Closed maksna closed 3 years ago
@maksna looks like the limitation is the lack of support for a specific op / format by Tensorflow. Can you try to run the same in CPU only Tensorflow? You should see the same error.
Closed due to inactivity. Will reopen if you continue to experience the error.
Description I use triton server to predict tebsorflow2 albert. The server is running sucessfully,but i post a grpc request,report a BUG
[StatusCode.INTERNAL] [Derived]{{function_node __inference_albert_fine_tune_layer_call_and_return_conditional_losses_9401}} {{function_node __inference_albert_fine_tune_layer_call_and_return_conditional_losses_9401}} The CPU implementation of FusedBatchNorm only supports NHWC tensor format for now. [[{{node layer_normalization/FusedBatchNormV3}}]] [[StatefulPartitionedCall/StatefulPartitionedCall/albert_fine_tune/StatefulPartitionedCall/StatefulPartitionedCall]]
Are you using the Triton container or did you build it yourself? container: nvcr.io/nvidia/tritonserver 21.07-py3
To Reproduce Steps to reproduce the behavior. 1.docker pull nvcr.io/nvidia/tritonserver:21.07-py3 2.produce config.pbtxt and tf.savedmodel files 3.docker run -it -v /path/to/models:/models -p 8000:8000 -p 8001:8001 -p 8002:8002 nvcr.io/nvidia/tritonserver:21.07-py3 bash 4 tritonserver --model-repository=/models 5.post a grpc request
Describe the models (framework, inputs, outputs), ideally include the model configuration file (if using an ensemble include the model configuration file for that as well). models: tensorflow 2.3 albert_tiny.

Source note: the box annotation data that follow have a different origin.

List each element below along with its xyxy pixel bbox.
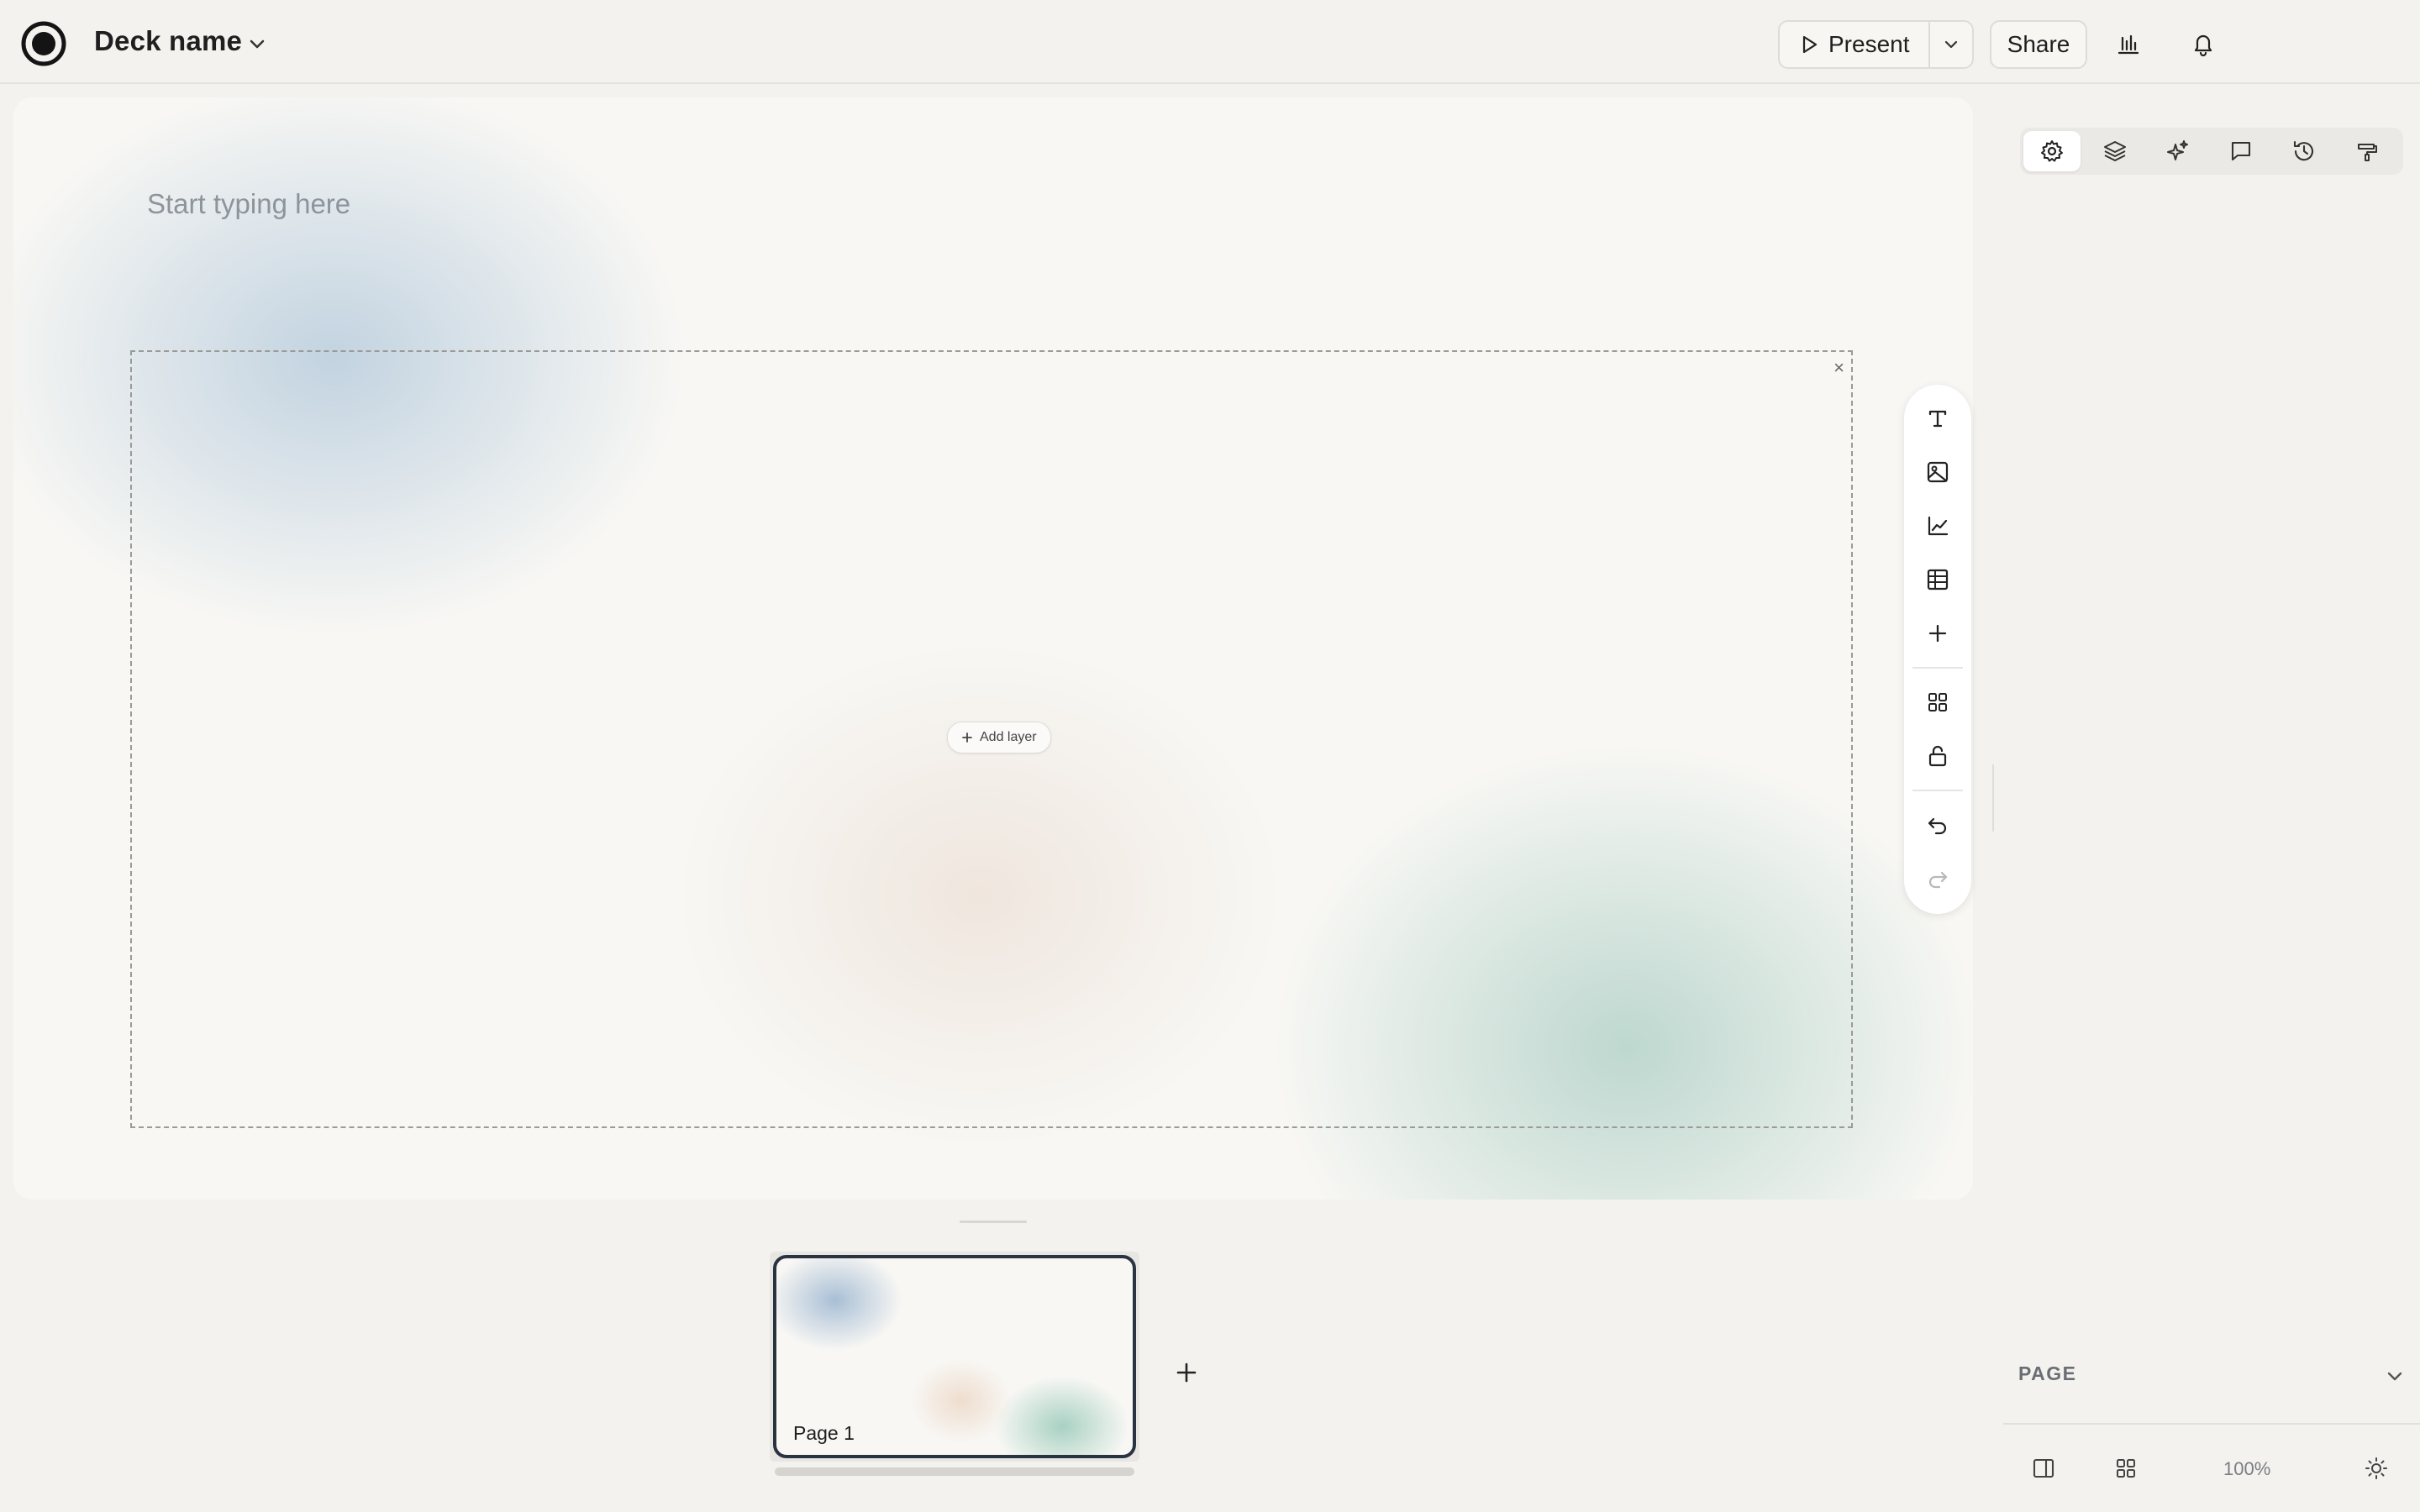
sparkles-icon (2165, 139, 2191, 164)
layer-dropzone[interactable]: × Add layer (130, 350, 1853, 1128)
tab-style[interactable] (2338, 131, 2396, 171)
panel-resize-handle[interactable] (1992, 764, 1994, 832)
top-bar: Deck name Present Share (0, 0, 2420, 84)
insert-toolbar (1904, 385, 1971, 914)
present-button-group: Present (1778, 20, 1974, 69)
history-icon (2291, 139, 2317, 164)
panel-tabs (2020, 128, 2403, 175)
toolbar-divider (1912, 790, 1963, 791)
play-icon (1798, 34, 1820, 55)
panel-divider (2003, 1423, 2420, 1425)
add-page-button[interactable] (1173, 1359, 1200, 1386)
deck-name[interactable]: Deck name (94, 25, 242, 57)
grid-icon[interactable] (1921, 685, 1954, 719)
zoom-level[interactable]: 100% (2223, 1458, 2270, 1480)
tab-settings[interactable] (2023, 131, 2081, 171)
tab-ai[interactable] (2149, 131, 2207, 171)
chevron-down-icon (2383, 1364, 2407, 1388)
plus-icon (1174, 1360, 1199, 1385)
chevron-down-icon (1941, 34, 1961, 55)
layers-icon (2102, 139, 2128, 164)
text-placeholder[interactable]: Start typing here (147, 188, 350, 220)
chart-icon[interactable] (1921, 509, 1954, 543)
comment-icon (2228, 139, 2254, 164)
table-icon[interactable] (1921, 563, 1954, 596)
page-thumbnail-label: Page 1 (793, 1422, 855, 1444)
undo-icon[interactable] (1921, 808, 1954, 842)
tab-history[interactable] (2275, 131, 2333, 171)
chevron-down-icon[interactable] (245, 32, 269, 55)
slide-canvas[interactable]: Start typing here × Add layer (13, 97, 1973, 1200)
image-icon[interactable] (1921, 455, 1954, 489)
tab-comments[interactable] (2212, 131, 2270, 171)
share-button[interactable]: Share (1990, 20, 2087, 69)
plus-icon[interactable] (1921, 617, 1954, 650)
plus-icon (961, 732, 973, 743)
page-thumbnail-container: Page 1 (770, 1252, 1139, 1462)
add-layer-label: Add layer (980, 730, 1037, 744)
pages-strip-handle[interactable] (960, 1221, 1027, 1223)
logo-icon[interactable] (20, 20, 67, 67)
add-layer-button[interactable]: Add layer (947, 722, 1051, 753)
analytics-icon[interactable] (2112, 27, 2145, 60)
present-button[interactable]: Present (1780, 22, 1928, 67)
tab-layers[interactable] (2086, 131, 2144, 171)
close-icon[interactable]: × (1833, 357, 1844, 379)
unlock-icon[interactable] (1921, 739, 1954, 773)
pages-scrollbar[interactable] (775, 1467, 1134, 1476)
page-section-title: PAGE (2018, 1362, 2077, 1384)
redo-icon[interactable] (1921, 862, 1954, 895)
theme-toggle-icon[interactable] (2360, 1452, 2393, 1485)
toolbar-divider (1912, 667, 1963, 669)
bell-icon[interactable] (2186, 27, 2220, 60)
grid-view-icon[interactable] (2109, 1452, 2143, 1485)
page-section-header[interactable]: PAGE (2003, 1354, 2407, 1394)
present-label: Present (1828, 31, 1910, 57)
settings-icon (2039, 139, 2065, 164)
paint-icon (2354, 139, 2380, 164)
sidebar-toggle-icon[interactable] (2027, 1452, 2060, 1485)
page-thumbnail[interactable]: Page 1 (773, 1255, 1136, 1458)
present-options-button[interactable] (1928, 22, 1972, 67)
text-icon[interactable] (1921, 402, 1954, 435)
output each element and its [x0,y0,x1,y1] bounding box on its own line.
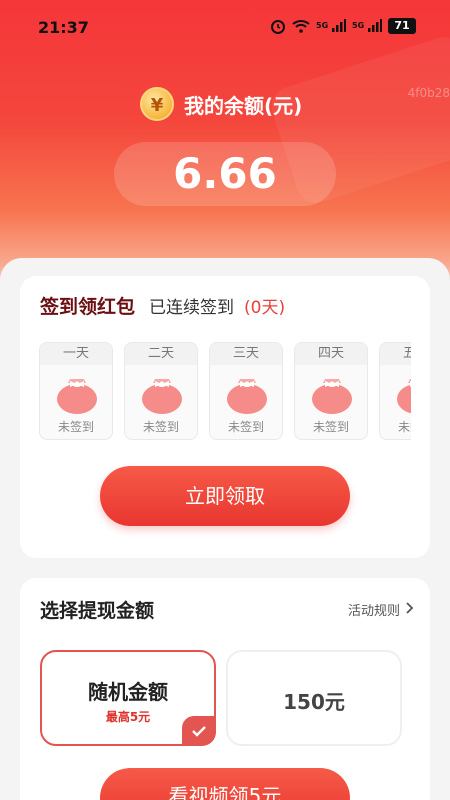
balance-amount: 6.66 [114,142,336,206]
watermark-text: 4f0b28 [407,86,450,100]
balance-title: ¥ 我的余额(元) [140,87,302,121]
signin-title: 签到领红包 [40,296,136,318]
signin-subtitle: 已连续签到 [149,298,235,318]
amount-option-random[interactable]: 随机金额 最高5元 [40,650,216,746]
amount-option-label: 150元 [283,690,345,714]
signin-card: 签到领红包 已连续签到 (0天) 一天 未签到 二天 未签到 三天 未签到 四天… [20,276,430,558]
day-status: 未签到 [397,420,411,434]
alarm-icon [270,18,286,34]
watch-video-button[interactable]: 看视频领5元 [100,768,350,800]
withdraw-title: 选择提现金额 [40,600,155,622]
day-status: 未签到 [142,420,179,434]
status-icons: 5G 5G 71 [270,18,416,34]
activity-rules-label: 活动规则 [347,604,400,619]
signin-days-row[interactable]: 一天 未签到 二天 未签到 三天 未签到 四天 未签到 五天 未签到 [39,342,411,440]
chevron-right-icon [406,601,414,618]
red-envelope-bag-icon [312,379,352,414]
day-status: 未签到 [312,420,349,434]
day-status: 未签到 [227,420,264,434]
signin-day-1[interactable]: 一天 未签到 [39,342,113,440]
signin-day-3[interactable]: 三天 未签到 [209,342,283,440]
day-label: 四天 [295,343,367,365]
wifi-icon [292,18,310,34]
signin-day-5[interactable]: 五天 未签到 [379,342,411,440]
signal-5g-icon: 5G [316,18,347,34]
battery-icon: 71 [388,18,416,34]
status-time: 21:37 [38,18,89,37]
day-label: 二天 [125,343,197,365]
day-status: 未签到 [57,420,94,434]
red-envelope-bag-icon [57,379,97,414]
balance-title-label: 我的余额(元) [184,93,303,118]
red-envelope-bag-icon [397,379,411,414]
red-envelope-bag-icon [142,379,182,414]
activity-rules-link[interactable]: 活动规则 [348,600,414,619]
header-banner: 21:37 5G 5G 71 4f0b28 ¥ 我的余额(元) 6.66 [0,0,450,300]
signin-header: 签到领红包 已连续签到 (0天) [40,292,285,319]
coin-icon: ¥ [140,87,174,121]
signin-day-4[interactable]: 四天 未签到 [294,342,368,440]
day-label: 三天 [210,343,282,365]
signal-5g-icon: 5G [352,18,382,34]
check-icon [182,716,216,746]
signal-5g-label: 5G [352,21,365,30]
withdraw-card: 选择提现金额 活动规则 随机金额 最高5元 150元 看视频领5元 [20,578,430,800]
signin-day-2[interactable]: 二天 未签到 [124,342,198,440]
signal-5g-label: 5G [316,21,329,30]
day-label: 五天 [380,343,411,365]
status-bar: 21:37 5G 5G 71 [0,0,450,56]
amount-option-label: 随机金额 [88,680,168,704]
claim-now-button[interactable]: 立即领取 [100,466,350,526]
red-envelope-bag-icon [227,379,267,414]
amount-option-150[interactable]: 150元 [226,650,402,746]
day-label: 一天 [40,343,112,365]
signin-count: (0天) [244,298,286,318]
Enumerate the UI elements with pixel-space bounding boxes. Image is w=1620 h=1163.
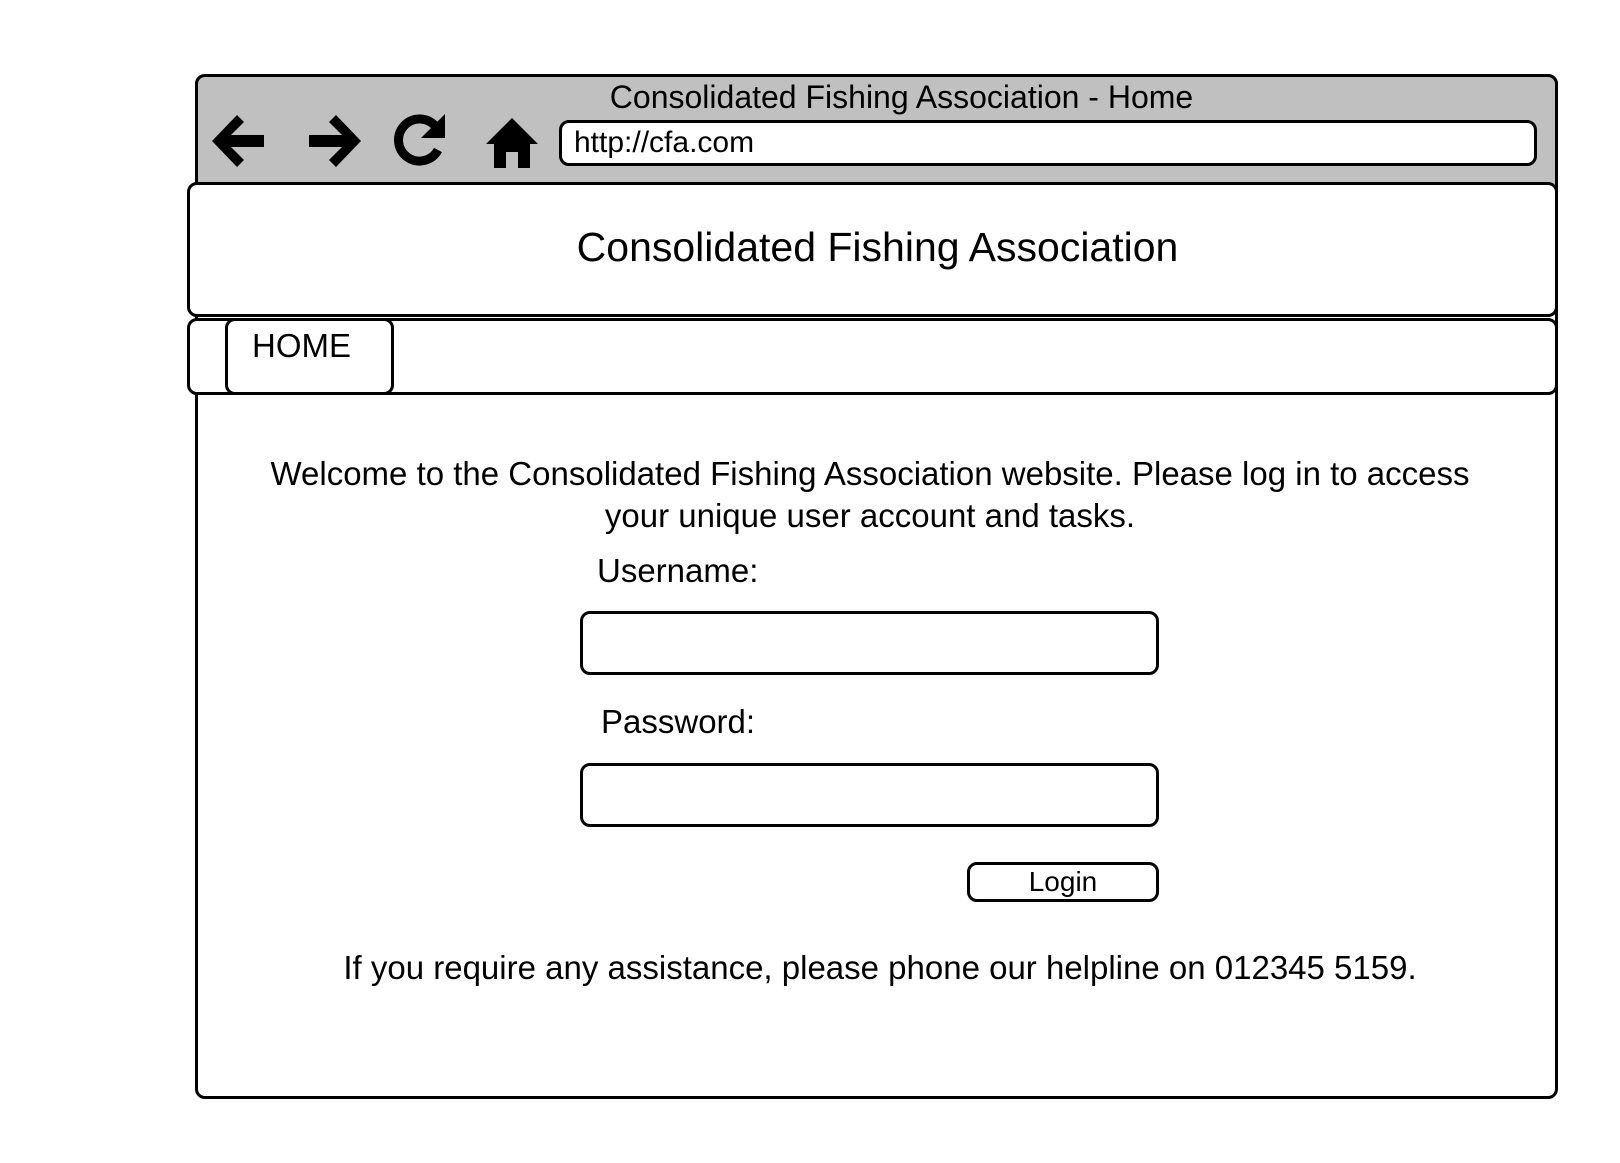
forward-arrow-icon[interactable] <box>303 110 365 172</box>
helpline-text: If you require any assistance, please ph… <box>343 949 1417 986</box>
username-input[interactable] <box>580 611 1159 675</box>
site-header: Consolidated Fishing Association <box>187 182 1558 317</box>
password-input[interactable] <box>580 763 1159 827</box>
welcome-message: Welcome to the Consolidated Fishing Asso… <box>270 455 1470 534</box>
reload-icon[interactable] <box>390 110 452 172</box>
back-arrow-icon[interactable] <box>208 110 270 172</box>
login-button[interactable]: Login <box>967 862 1159 902</box>
home-icon[interactable] <box>482 110 544 172</box>
username-label: Username: <box>597 552 759 589</box>
site-title: Consolidated Fishing Association <box>576 224 1179 270</box>
password-label: Password: <box>601 703 756 740</box>
url-bar[interactable] <box>559 120 1537 166</box>
tab-home[interactable]: HOME <box>225 318 394 395</box>
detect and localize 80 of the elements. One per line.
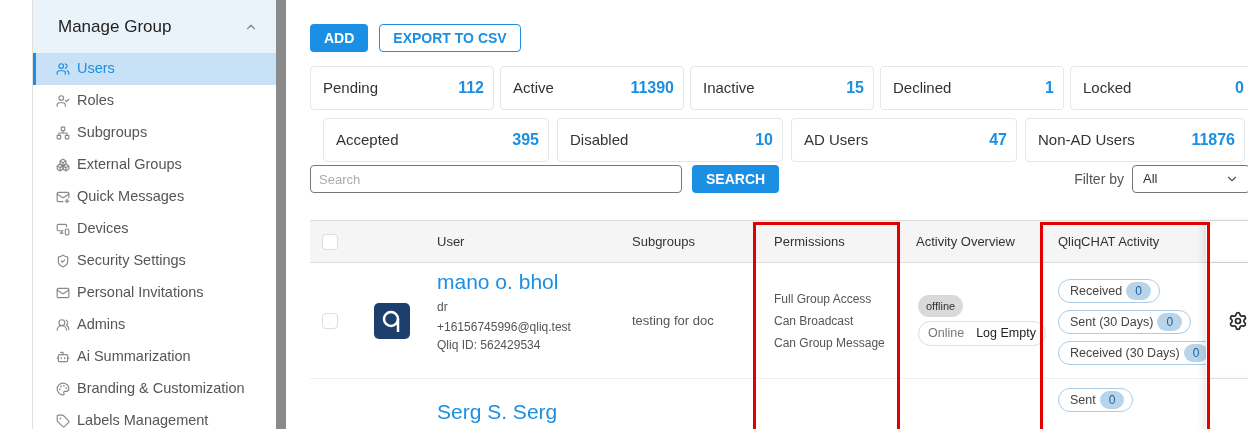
- stat-card[interactable]: Pending 112: [310, 66, 494, 110]
- stat-count: 395: [512, 130, 539, 150]
- user-email: +16156745996@qliq.test: [437, 319, 572, 336]
- filter-label: Filter by: [1074, 169, 1124, 189]
- activity-count: 0: [1183, 344, 1206, 362]
- mail-plus-icon: [56, 190, 70, 204]
- column-header: Subgroups: [632, 232, 696, 251]
- status-badge: offline: [918, 294, 964, 318]
- stat-count: 112: [458, 78, 484, 98]
- users-icon: [56, 62, 70, 76]
- stat-count: 10: [755, 130, 773, 150]
- sidebar-item[interactable]: Admins: [33, 309, 276, 341]
- activity-count: 0: [1099, 391, 1125, 409]
- stat-label: Active: [513, 77, 554, 98]
- sidebar-section-header[interactable]: Manage Group: [33, 0, 276, 53]
- stat-card[interactable]: Accepted 395: [323, 118, 549, 162]
- log-text: Log Empty: [976, 325, 1036, 343]
- sidebar-item[interactable]: Devices: [33, 213, 276, 245]
- user-check-icon: [56, 94, 70, 108]
- presence-text: Online: [928, 325, 965, 343]
- stat-count: 47: [989, 130, 1007, 150]
- tag-icon: [56, 414, 70, 428]
- sidebar-item[interactable]: Roles: [33, 85, 276, 117]
- palette-icon: [56, 382, 70, 396]
- mail-icon: [56, 286, 70, 300]
- column-header: QliqCHAT Activity: [1058, 232, 1161, 251]
- sidebar-item[interactable]: External Groups: [33, 149, 276, 181]
- stat-card[interactable]: Locked 0: [1070, 66, 1248, 110]
- sidebar-item[interactable]: Branding & Customization: [33, 373, 276, 405]
- stat-label: Accepted: [336, 129, 399, 150]
- sidebar-item[interactable]: Quick Messages: [33, 181, 276, 213]
- section-title: Manage Group: [58, 15, 172, 38]
- column-header: Activity Overview: [916, 232, 1016, 251]
- avatar-logo: [374, 302, 410, 339]
- sidebar-item[interactable]: Security Settings: [33, 245, 276, 277]
- stat-card[interactable]: AD Users 47: [791, 118, 1017, 162]
- stat-count: 11876: [1191, 130, 1235, 150]
- subgroup-text: testing for doc: [632, 311, 714, 330]
- stat-card[interactable]: Active 11390: [500, 66, 684, 110]
- sidebar-item[interactable]: Subgroups: [33, 117, 276, 149]
- filter-select[interactable]: All: [1132, 165, 1248, 193]
- stat-label: AD Users: [804, 129, 869, 150]
- devices-icon: [56, 222, 70, 236]
- stat-label: Locked: [1083, 77, 1132, 98]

my config.pbtxt platform: "tensorflow" max_batch_size: 8 input [ { name: "inputs" data_type: DT_INT8 dims: [ 2,256 ] } ] output [ { name: "outputs" data_type: DT_FLOAT dims: [ 256,205 ] } ]
Expected behavior I want know how to fix this bug . My model use triton-server gpus is normal. But when i use CPU , post request get errors.